The dimensions identified for the GHQ-12 essentially split the questionnaire into positively and negatively phrased items and analysis of method effects in a large general population sample has confirmed that the data are more consistent with a one dimensional measure, albeit with substantial response bias on the negatively phrased items [10]. The response bias so identified has been attributed to the ambiguous wording of the responses to the negatively phrased items [10], where the response choices to statements such as 'Felt constantly under strain' are: 'No more than usual', 'Not at all', 'Rather more than usual' and 'Much more than usual'. The first two options apply equally well to respondents wishing to indicate the *absence* of a negative mood state. This explanation, however, depends crucially on the scoring system applied to the GHQ-12. The GHQ-12 has two recommended scoring methods: a four point response scale ('Likert method') or a two point response scale ('GHQ method'), and this ambiguity can only apply to the former; for the latter, both responses are collapsed into the same category of response (absent) and the distinction vanishes. In addition, a further scoring method ('C-GHQ' method) was devised expressly to eliminate the ambiguity of responses to the negatively phrased items [18], following the observation that someone indicating that they 'Felt constantly under strain', 'No more than usual', was probably indicating the *presence* of this negative mood state. Variation in scoring method has been found to affect the sensitivity [18], discrimination [19] and the apparent dimensionality of the GHQ-12 [7]. It may also, as argued above, affect the degree of response bias and possibly eliminate it altogether.

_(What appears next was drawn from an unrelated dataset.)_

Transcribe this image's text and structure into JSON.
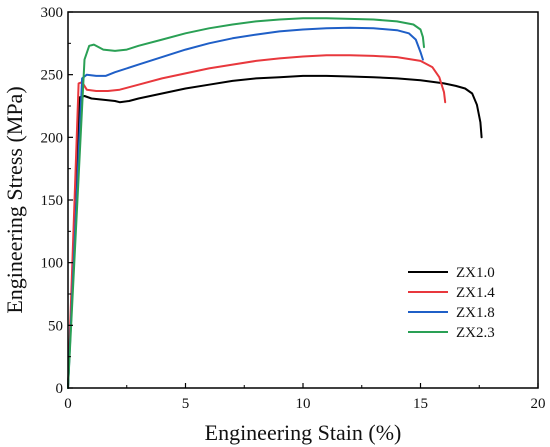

In summary, the poor predictive value of the GHQ-12 may be due to the multidimensional nature of the questionnaire or to response bias on the negatively phrased items: these are competing hypotheses, since the response bias is also responsible for the appearance of multidimensionality, and the multidimensional models in turn assume that there is no response bias. If the GHQ-12 is multidimensional then it will perform poorly as a screen for non-specific psychiatric morbidity; if it has a substantial degree of response bias then the problem is exacerbated because conventional indices of reliability such as Cronbach's Alpha [21] may underestimate the degree of measurement error [22, 23]. Only two studies [7, 10] have approached this problem in a systematic way. The first of these [7] assessed the relative fit of several competing one-, two- and three-dimensional models using the three different scoring methods, but did not model response bias. The second [10] assessed the fit of competing dimensional models, including one with response bias, but did not examine the effects of scoring method. This study therefore aimed to evaluate the GHQ-12 in terms of the three scoring methods applied to three models: the original one-dimensional model, the 'best' three-dimensional model, and a one-dimensional model incorporating response bias. Having determined the best model for the data, the second aim was to estimate the reliability of the GHQ-12 under the more realistic assumptions entailed by the model.